Congestion charge toll station in London, UK. (Shutterstock)

In Fall 2019, the City of Vancouver set forth another transportation policy on its own — a municipal business license and fee structure for ride-hailing operations within Vancouver. Their approach for a city-based license quickly triggered a domino effect across the region, as almost every other municipal government started approving their own municipal business license for ride-hailing, each with their own separate fees. If this archaic approach had remained, ride-hailing in Metro Vancouver would have been crippled beyond feasibility for the companies involved and usability for the general public.

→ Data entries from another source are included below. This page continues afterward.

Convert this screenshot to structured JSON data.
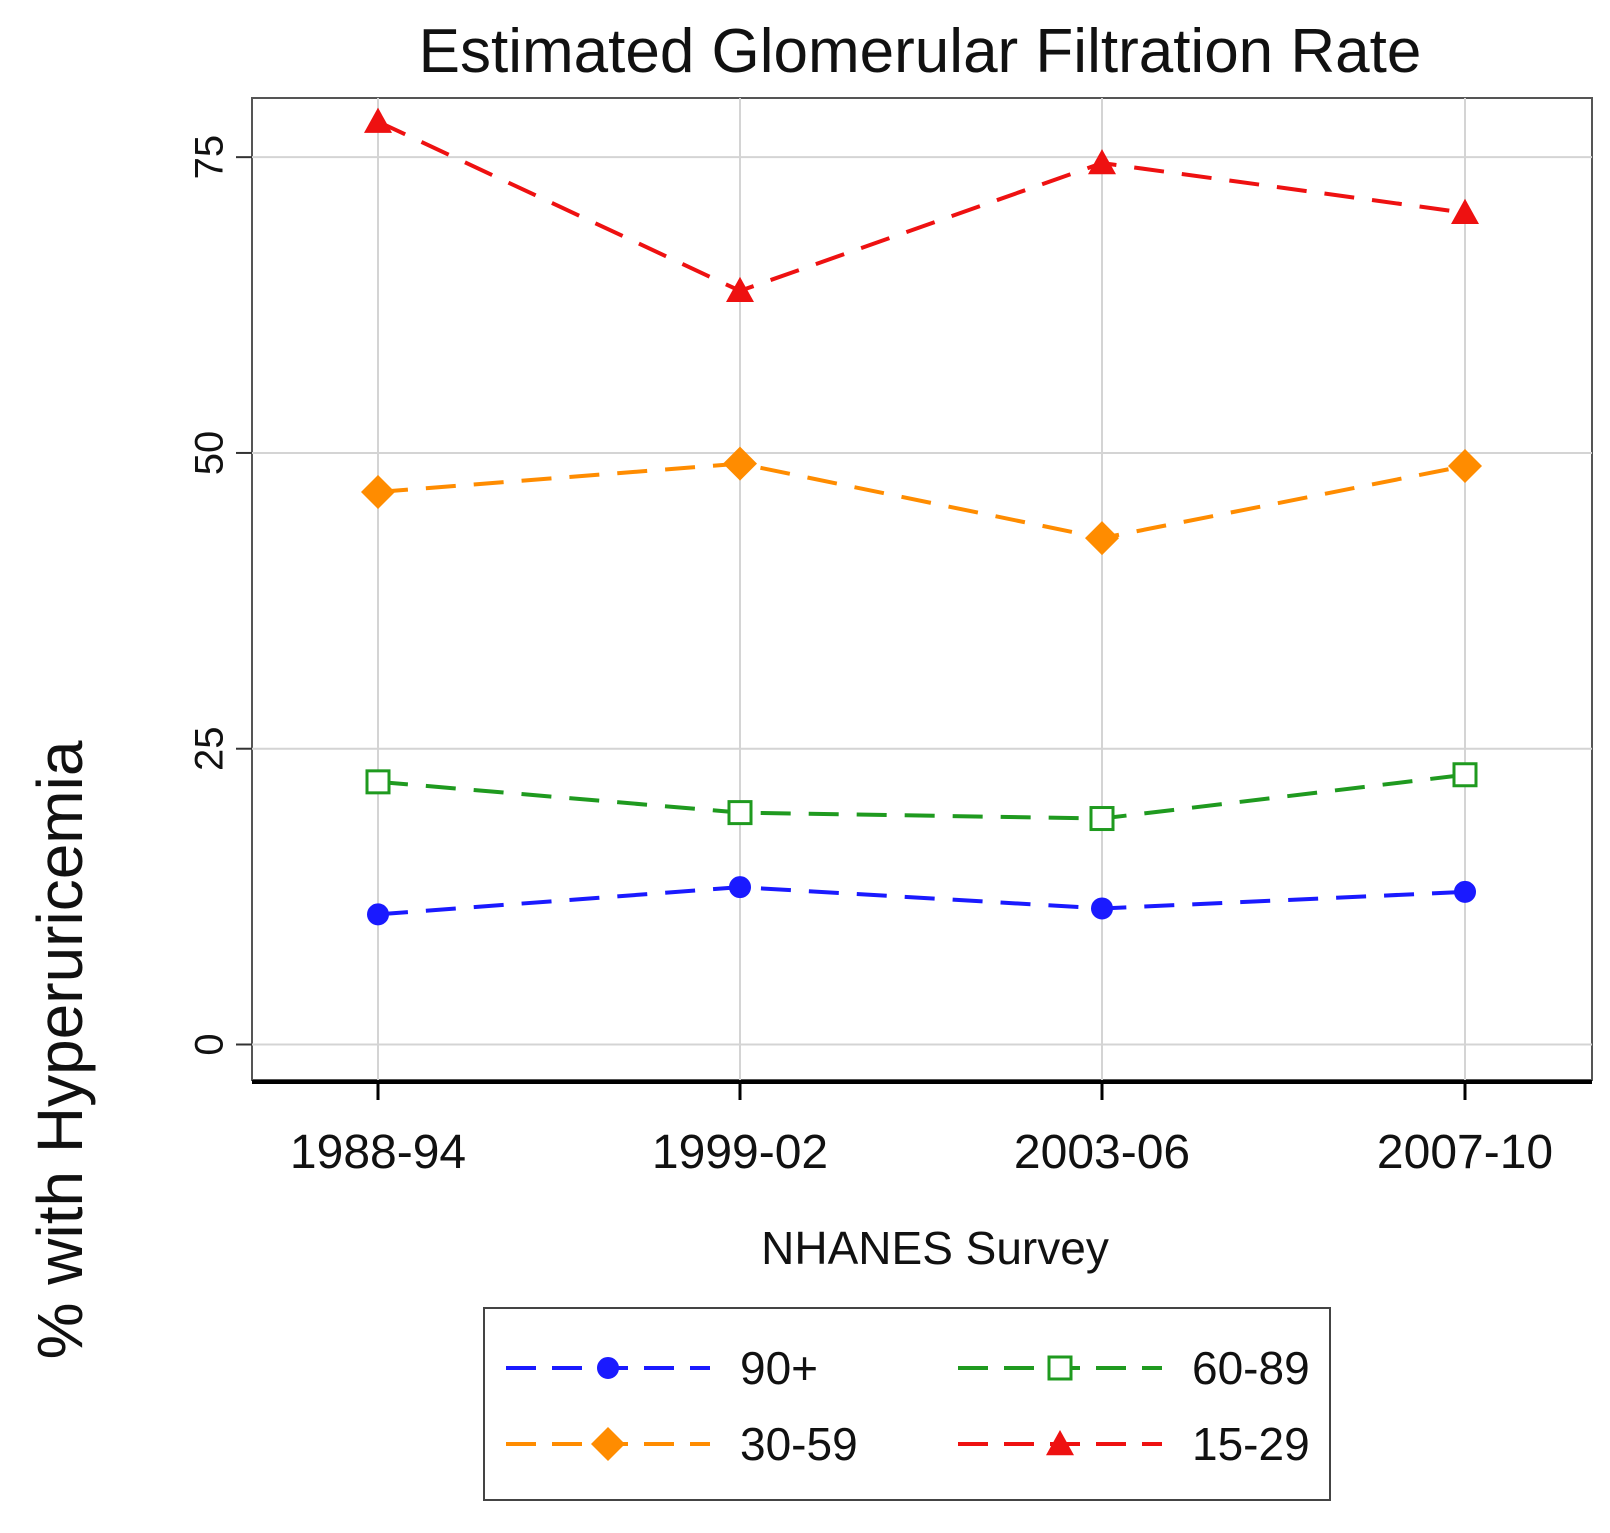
{
  "chart_data": {
    "type": "line",
    "title": "Estimated Glomerular Filtration Rate",
    "xlabel": "NHANES Survey",
    "ylabel": "% with Hyperuricemia",
    "categories": [
      "1988-94",
      "1999-02",
      "2003-06",
      "2007-10"
    ],
    "yticks": [
      "0",
      "25",
      "50",
      "75"
    ],
    "ylim": [
      -3,
      80
    ],
    "grid": true,
    "legend_position": "bottom",
    "series": [
      {
        "name": "90+",
        "values": [
          11,
          13.3,
          11.5,
          12.9
        ],
        "color": "#1a1aff",
        "marker": "circle"
      },
      {
        "name": "60-89",
        "values": [
          22.2,
          19.6,
          19.1,
          22.8
        ],
        "color": "#1f9a1f",
        "marker": "open-square"
      },
      {
        "name": "30-59",
        "values": [
          46.7,
          49.1,
          42.8,
          48.9
        ],
        "color": "#ff8c00",
        "marker": "diamond"
      },
      {
        "name": "15-29",
        "values": [
          78,
          63.7,
          74.5,
          70.3
        ],
        "color": "#ee1111",
        "marker": "triangle"
      }
    ]
  }
}
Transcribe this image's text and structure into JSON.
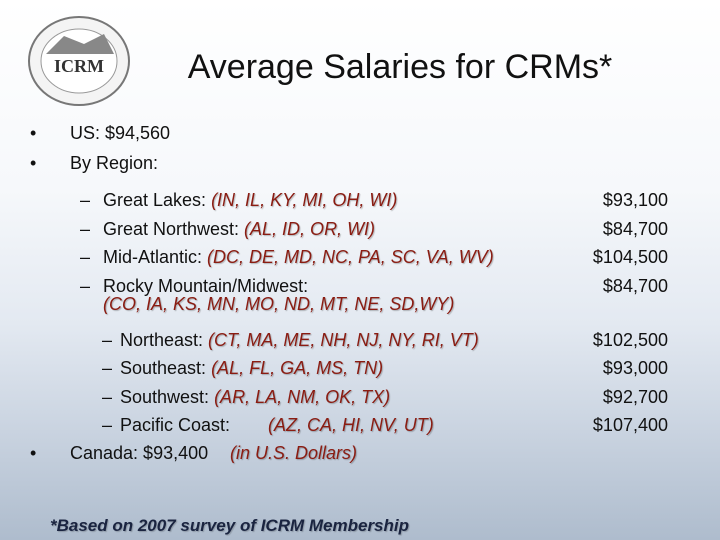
{
  "title": "Average Salaries for CRMs*",
  "logo": {
    "text": "ICRM"
  },
  "bullets": [
    {
      "text": "US: $94,560"
    },
    {
      "text": "By Region:"
    }
  ],
  "regions": [
    {
      "name": "Great Lakes:",
      "states": "(IN, IL, KY, MI, OH, WI)",
      "salary": "$93,100"
    },
    {
      "name": "Great Northwest:",
      "states": "(AL, ID, OR, WI)",
      "salary": "$84,700"
    },
    {
      "name": "Mid-Atlantic:",
      "states": "(DC, DE, MD, NC, PA, SC, VA, WV)",
      "salary": "$104,500"
    },
    {
      "name": "Rocky Mountain/Midwest:",
      "states": "(CO, IA, KS, MN, MO, ND, MT, NE, SD,WY)",
      "salary": "$84,700"
    },
    {
      "name": "Northeast:",
      "states": "(CT, MA, ME, NH, NJ, NY, RI, VT)",
      "salary": "$102,500"
    },
    {
      "name": "Southeast:",
      "states": "(AL, FL, GA, MS, TN)",
      "salary": "$93,000"
    },
    {
      "name": "Southwest:",
      "states": "(AR, LA, NM, OK, TX)",
      "salary": "$92,700"
    },
    {
      "name": "Pacific Coast:",
      "states": "(AZ, CA, HI, NV, UT)",
      "salary": "$107,400"
    }
  ],
  "canada": {
    "text": "Canada: $93,400",
    "note": "(in U.S. Dollars)"
  },
  "footnote": "*Based on 2007 survey of ICRM Membership"
}
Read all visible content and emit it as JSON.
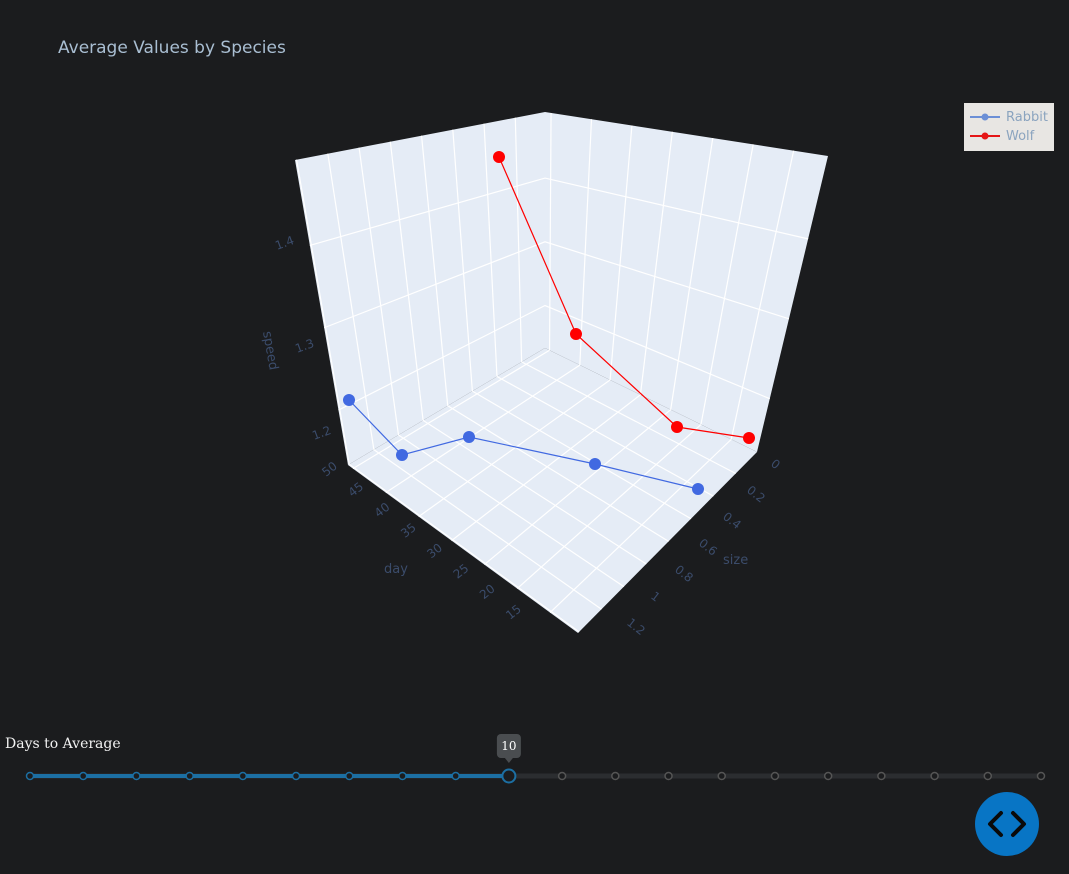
{
  "chart_data": {
    "type": "scatter3d",
    "title": "Average Values by Species",
    "axes": {
      "x": {
        "label": "size",
        "ticks": [
          "0",
          "0.2",
          "0.4",
          "0.6",
          "0.8",
          "1",
          "1.2"
        ]
      },
      "y": {
        "label": "day",
        "ticks": [
          "50",
          "45",
          "40",
          "35",
          "30",
          "25",
          "20",
          "15"
        ]
      },
      "z": {
        "label": "speed",
        "ticks": [
          "1.2",
          "1.3",
          "1.4"
        ]
      }
    },
    "series": [
      {
        "name": "Rabbit",
        "color": "#4169e1",
        "points": [
          {
            "size": 0.9,
            "day": 50,
            "speed": 1.25
          },
          {
            "size": 1.0,
            "day": 40,
            "speed": 1.22
          },
          {
            "size": 0.9,
            "day": 30,
            "speed": 1.24
          },
          {
            "size": 0.9,
            "day": 20,
            "speed": 1.25
          },
          {
            "size": 1.0,
            "day": 10,
            "speed": 1.24
          }
        ]
      },
      {
        "name": "Wolf",
        "color": "#ff0000",
        "points": [
          {
            "size": 1.0,
            "day": 50,
            "speed": 1.45
          },
          {
            "size": 1.0,
            "day": 40,
            "speed": 1.32
          },
          {
            "size": 0.6,
            "day": 30,
            "speed": 1.24
          },
          {
            "size": 0.45,
            "day": 20,
            "speed": 1.23
          }
        ]
      }
    ],
    "legend": {
      "position": "top-right",
      "items": [
        "Rabbit",
        "Wolf"
      ]
    }
  },
  "slider": {
    "label": "Days to Average",
    "current_value": "10",
    "steps": 20,
    "selected_index": 9,
    "active_color": "#1c6fa3",
    "inactive_color": "#555555"
  },
  "fab": {
    "icon": "code-icon",
    "color": "#0875c5"
  }
}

All of this came to a halt when the provincial government warned it would take away the municipal government’s ability to issue business licenses for ride-hailing if the region failed to establish a coordinated approach. With its usual regional lens, TransLink warned the municipal governments the provincial government was increasingly inpatient, and ultimately the municipalities — under the guidance of the public transit authority — established a single regional inter-municipal business license and fee for ride-hailing in early 2020.

Fortunately, Metro Core mobility pricing faces several hurdles moving forward beyond this current city council. If city council decides to move forward with planning, the 2022 municipal election will double as a de facto referendum on mobility pricing.

The provincial government will also likely have a very strong position on this. Last we checked, the BC NDP majority government under Premier John Horgan has rejected tolls.